I want to select the median value of one of a dataset column (the median being the value located at the middle of a set of values ranked in an ascending order (for example, alphabetical order for strings)) basically I do it for now like this:
List<Row> listRows = dataset.where(dataset.col(column).isNotNull()).orderBy(column)
.select(column).collectAsList();
int division = (int) Math.ceil(((double) listRows.size()) / 2);
String medianValue = division % 2 == 0 ? listRows.get(division).getString(0)
: listRows.get(division - 1).getString(0);
But i want to avoid using collectAsList()
method and listRows
var and rather get the value from one single Spark transformation, how to achieve that in Spark?
Example:
--------- ---------
| name | address |
--------- ---------
| Patrick | NYC |
--------- ---------
| Mel | SF |
--------- ---------
| John | TX |
--------- ---------
if the target column is "name" then I want the value Mel
to be returned since the ordering of "name" column will be like (John
then Mel
then Patrick
(alphabetical order)) then the median is Mel
.
PS: i work in Java, but a solution with PySpark or Scala are also welcome.
Thanks.
CodePudding user response:
I think it would be acceptable to:
- Create a row number column (using monotonically increasing id probably)
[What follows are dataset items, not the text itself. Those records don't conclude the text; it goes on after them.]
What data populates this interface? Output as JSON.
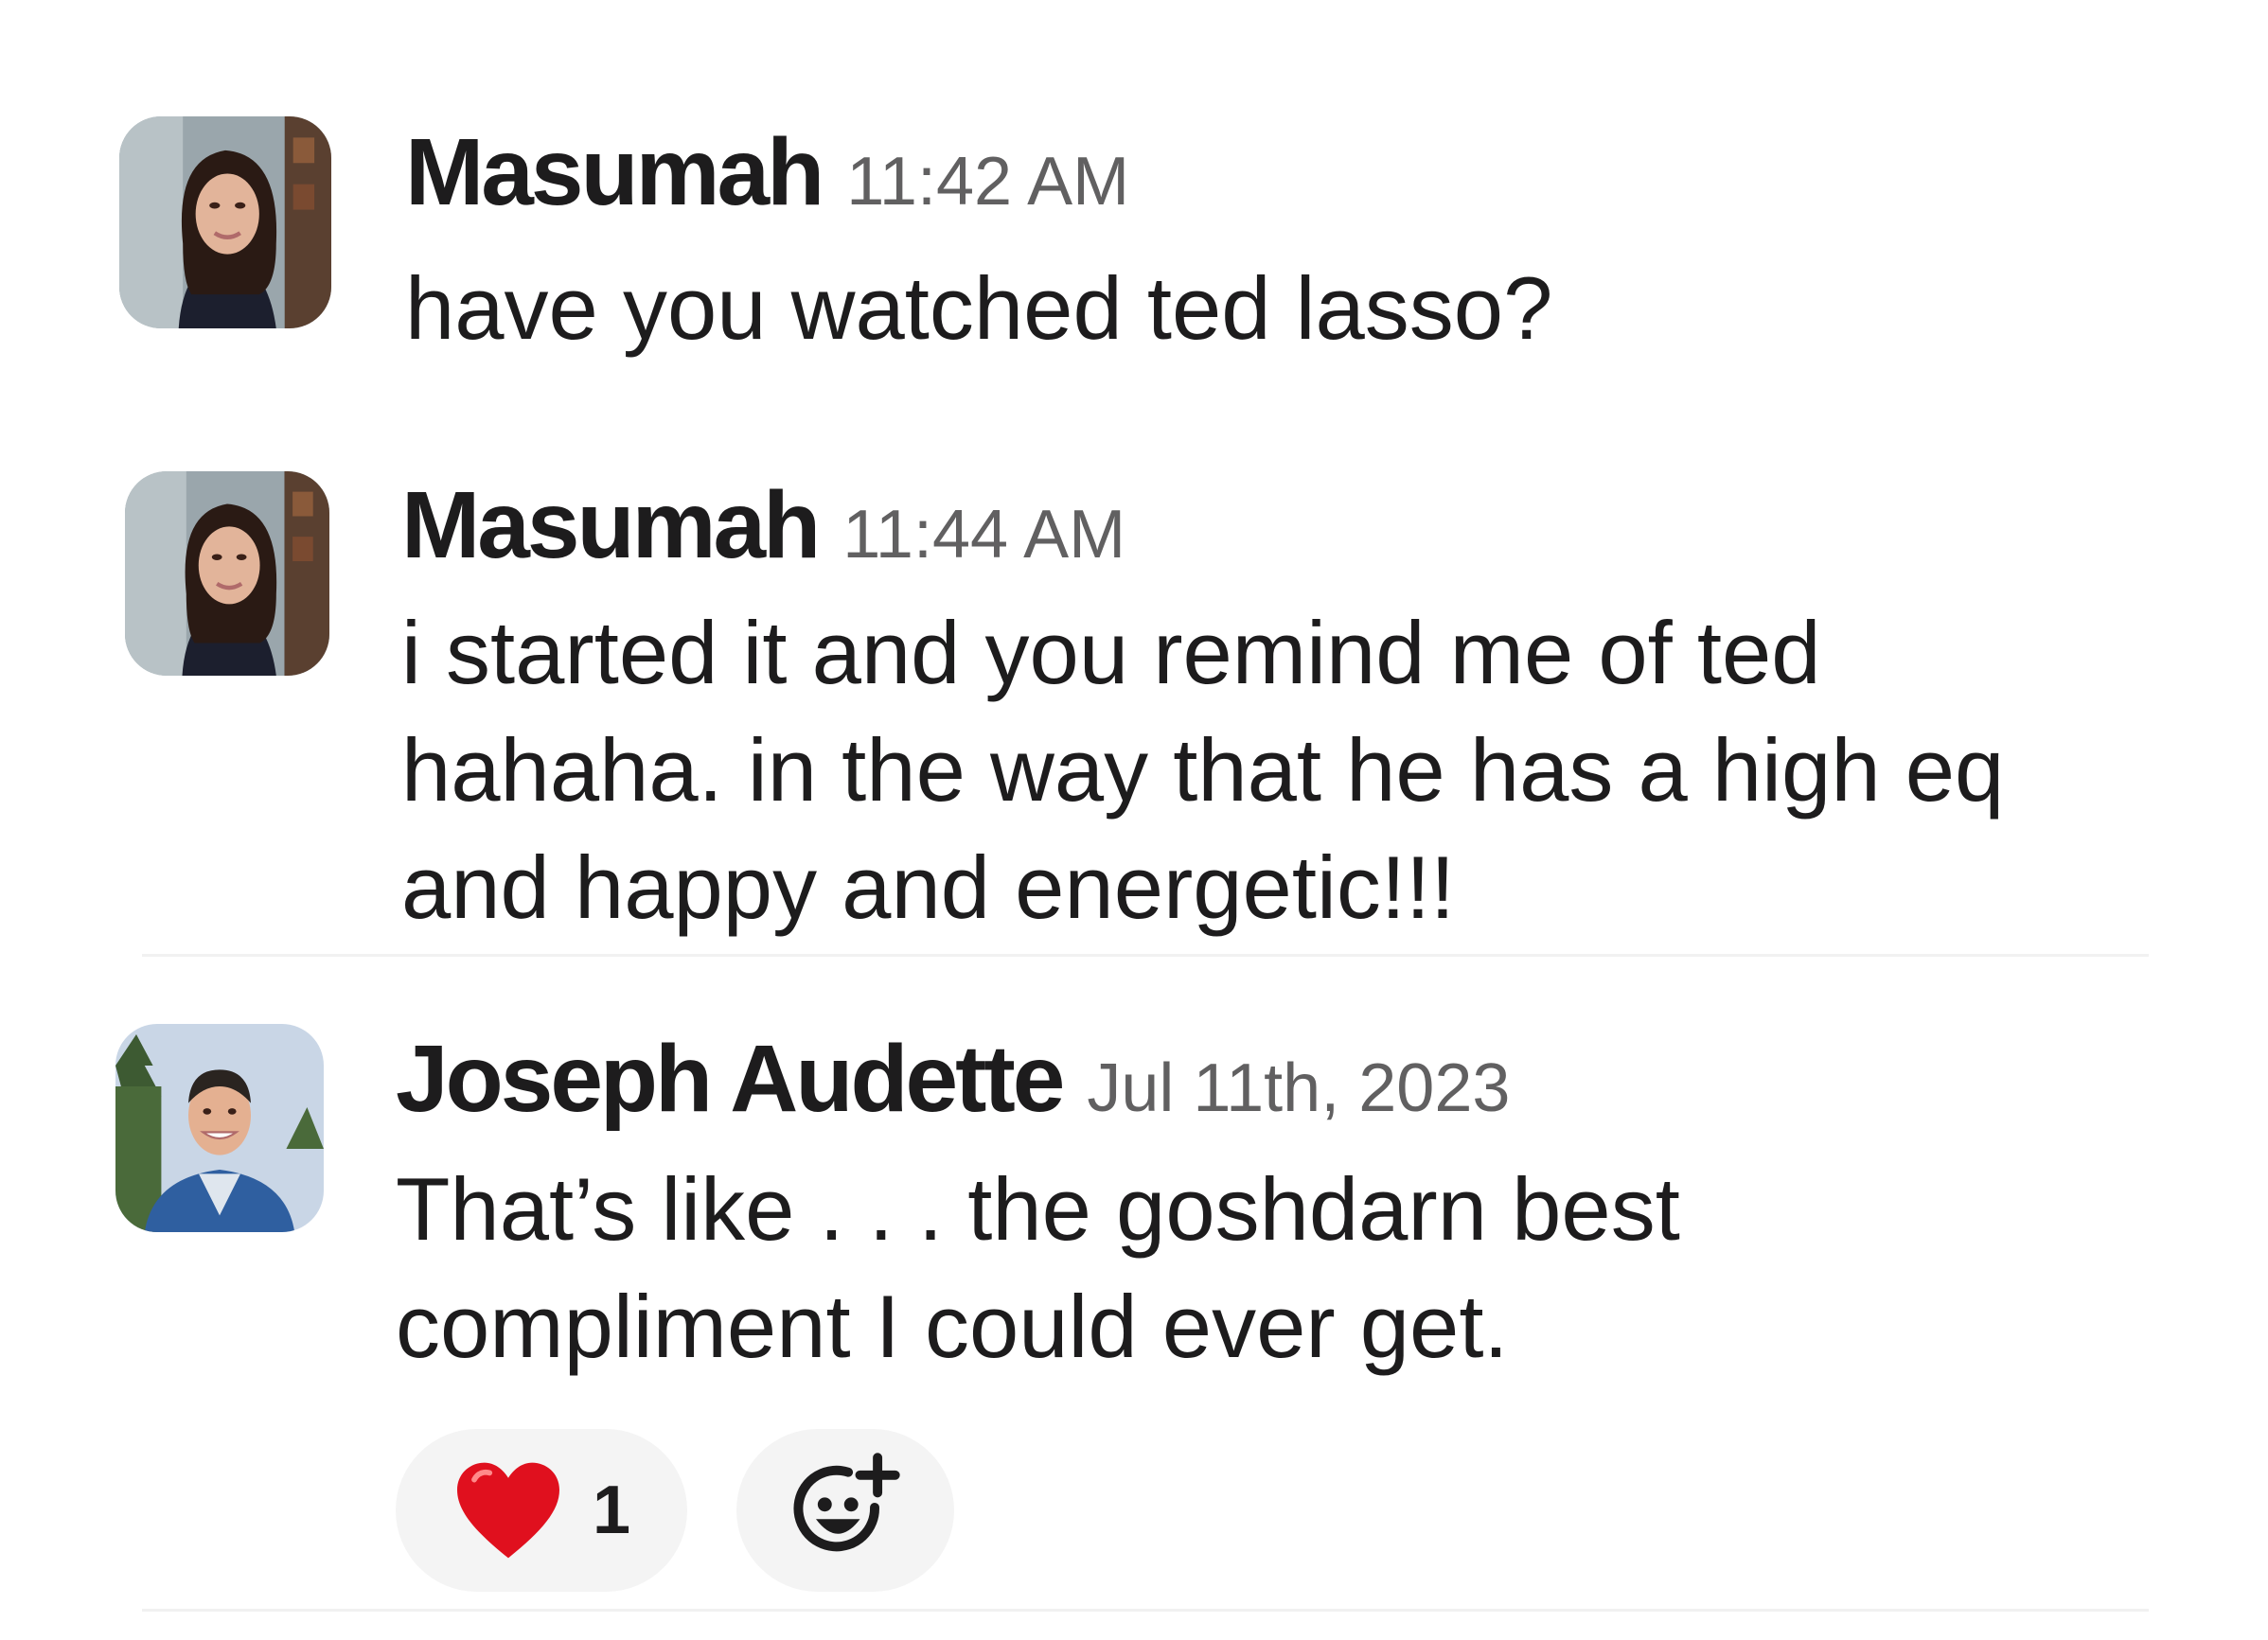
{
  "messages": [
    {
      "sender": "Masumah",
      "timestamp": "11:42 AM",
      "text": "have you watched ted lasso?"
    },
    {
      "sender": "Masumah",
      "timestamp": "11:44 AM",
      "text": "i started it and you remind me of ted\nhahaha. in the way that he has a high eq\nand happy and energetic!!!"
    },
    {
      "sender": "Joseph Audette",
      "timestamp": "Jul 11th, 2023",
      "text": "That’s like . . . the goshdarn best\ncompliment I could ever get."
    }
  ],
  "reactions": [
    {
      "emoji": "heart-emoji",
      "count": "1"
    }
  ],
  "icons": {
    "add_reaction": "add-reaction-icon"
  },
  "colors": {
    "text": "#1d1c1d",
    "timestamp": "#616061",
    "reaction_bg": "#f4f4f4",
    "heart": "#e0101e"
  }
}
- Cache the dataset (so you can count and find the median without having to re-evaluate the whole plan)
- Count the dataset
- Find the median
- Filter the dataset where row number equals to your found median
Or in code, something like this:
listRows = listRows.withColumn("id", expr("ROW_NUMBER() OVER (ORDER BY name)"));
val count = listRows.cache().count();
val median = count / 2; // and some more operations if you are interested, like rounding
listRows.where(col("id") === median) // returns the row with median
Another workaround can be:
- Create a row number column
- Find the maximum row number column
- Create another column that calculates your median from step 1 and 2
- Filter where row number equals the calculation in step 3